Limpieza de los tapizados en piel natural

Limpieza de los tapizados en piel natural

La piel auténtica posee cualidades únicas, como su duración y magnífico envejecimiento. Pero para ello precisa de unos cuidados específicos, basados en dos operaciones: Limpieza y tratamiento.

Como pauta general, el tapizado debe limpiarse y tratarse con los productos adecuados como mínimo una vez cada seis meses. Este intervalo se reducirá para productos sometidos a uso intensivo o ubicados en entornos con sequedad ambiental. Cuestión aparte son las manchas accidentales, ya que en este caso deberá procederse a la limpieza inmediata para tratar de minimizar los daños.

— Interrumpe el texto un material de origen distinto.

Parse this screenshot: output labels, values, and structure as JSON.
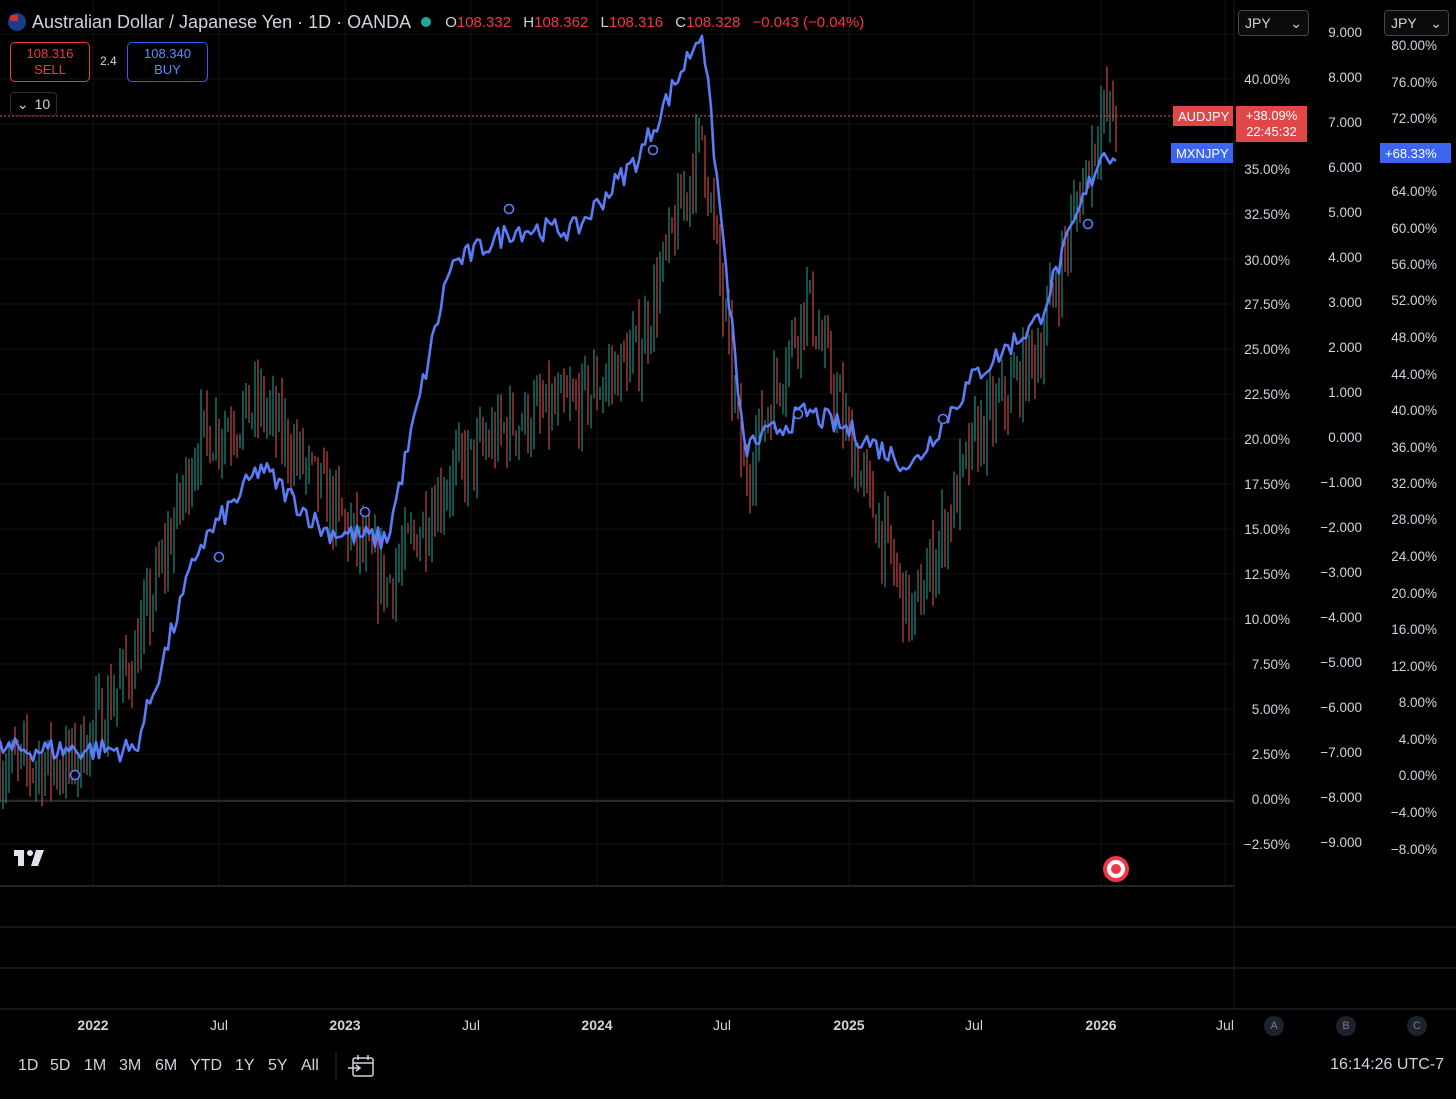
{
  "header": {
    "title": "Australian Dollar / Japanese Yen · 1D · OANDA",
    "ohlc": [
      {
        "key": "O",
        "value": "108.332"
      },
      {
        "key": "H",
        "value": "108.362"
      },
      {
        "key": "L",
        "value": "108.316"
      },
      {
        "key": "C",
        "value": "108.328"
      }
    ],
    "change": "−0.043 (−0.04%)"
  },
  "trade": {
    "sell_price": "108.316",
    "sell_label": "SELL",
    "spread": "2.4",
    "buy_price": "108.340",
    "buy_label": "BUY",
    "collapse_count": "10"
  },
  "currency_selectors": [
    "JPY",
    "JPY"
  ],
  "axes": {
    "percent_left": [
      "40.00%",
      "35.00%",
      "32.50%",
      "30.00%",
      "27.50%",
      "25.00%",
      "22.50%",
      "20.00%",
      "17.50%",
      "15.00%",
      "12.50%",
      "10.00%",
      "7.50%",
      "5.00%",
      "2.50%",
      "0.00%",
      "−2.50%"
    ],
    "value_mid": [
      "9.000",
      "8.000",
      "7.000",
      "6.000",
      "5.000",
      "4.000",
      "3.000",
      "2.000",
      "1.000",
      "0.000",
      "−1.000",
      "−2.000",
      "−3.000",
      "−4.000",
      "−5.000",
      "−6.000",
      "−7.000",
      "−8.000",
      "−9.000"
    ],
    "percent_right": [
      "80.00%",
      "76.00%",
      "72.00%",
      "64.00%",
      "60.00%",
      "56.00%",
      "52.00%",
      "48.00%",
      "44.00%",
      "40.00%",
      "36.00%",
      "32.00%",
      "28.00%",
      "24.00%",
      "20.00%",
      "16.00%",
      "12.00%",
      "8.00%",
      "4.00%",
      "0.00%",
      "−4.00%",
      "−8.00%"
    ],
    "time": [
      {
        "label": "2022",
        "year": true
      },
      {
        "label": "Jul",
        "year": false
      },
      {
        "label": "2023",
        "year": true
      },
      {
        "label": "Jul",
        "year": false
      },
      {
        "label": "2024",
        "year": true
      },
      {
        "label": "Jul",
        "year": false
      },
      {
        "label": "2025",
        "year": true
      },
      {
        "label": "Jul",
        "year": false
      },
      {
        "label": "2026",
        "year": true
      },
      {
        "label": "Jul",
        "year": false
      }
    ]
  },
  "tags": {
    "audjpy_name": "AUDJPY",
    "audjpy_change": "+38.09%",
    "audjpy_countdown": "22:45:32",
    "mxnjpy_name": "MXNJPY",
    "mxnjpy_change": "+68.33%"
  },
  "scale_buttons": [
    "A",
    "B",
    "C"
  ],
  "timeframes": [
    "1D",
    "5D",
    "1M",
    "3M",
    "6M",
    "YTD",
    "1Y",
    "5Y",
    "All"
  ],
  "clock": "16:14:26 UTC-7",
  "colors": {
    "up": "#26a69a",
    "down": "#ef5350",
    "compare": "#5b7cf7",
    "bg": "#000000"
  },
  "chart_data": {
    "type": "line",
    "x": [
      "2021-12",
      "2022-03",
      "2022-06",
      "2022-09",
      "2022-12",
      "2023-03",
      "2023-06",
      "2023-09",
      "2023-12",
      "2024-03",
      "2024-06",
      "2024-08",
      "2024-11",
      "2025-01",
      "2025-04",
      "2025-07",
      "2025-10",
      "2026-01"
    ],
    "series": [
      {
        "name": "AUDJPY",
        "axis": "percent",
        "values": [
          2,
          8,
          20,
          22,
          17,
          12,
          18,
          21,
          22,
          25,
          37,
          18,
          28,
          20,
          10,
          20,
          25,
          38.09
        ]
      },
      {
        "name": "MXNJPY",
        "axis": "percent",
        "values": [
          3,
          3,
          25,
          34,
          27,
          26,
          56,
          60,
          60,
          68,
          82,
          36,
          40,
          38,
          34,
          44,
          50,
          68.33
        ]
      }
    ],
    "ylim_percent": [
      -2.5,
      40
    ]
  }
}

  1. Limpieza. En caso de una mancha reciente, trate primero de absorber al máximo la mancha con ayuda de papel y sin presionar, evitando que la mancha penetre más. Para la limpieza propiamente, aplique sobre el tapizado y sin frotar una esponja suave, ligeramente humedecida con una solución de agua fría y 5% de jabón neutro. Enjuague con un paño aclarado en agua limpia y, si al finalizar hay exceso de humedad sobre el tapizado, sequelo con un paño suave.
  2. Tratamiento. Sobre un tapizado ya limpio, el tratamiento aporta a la piel los elementos nutrientes necesarios para evitar su deterioro. Recomendamos sumamente que el producto aplicado contenga elementos de protección aparte de la simple hidratación, ya que prevendrá la decoloración, roces y manchas más eficazmente.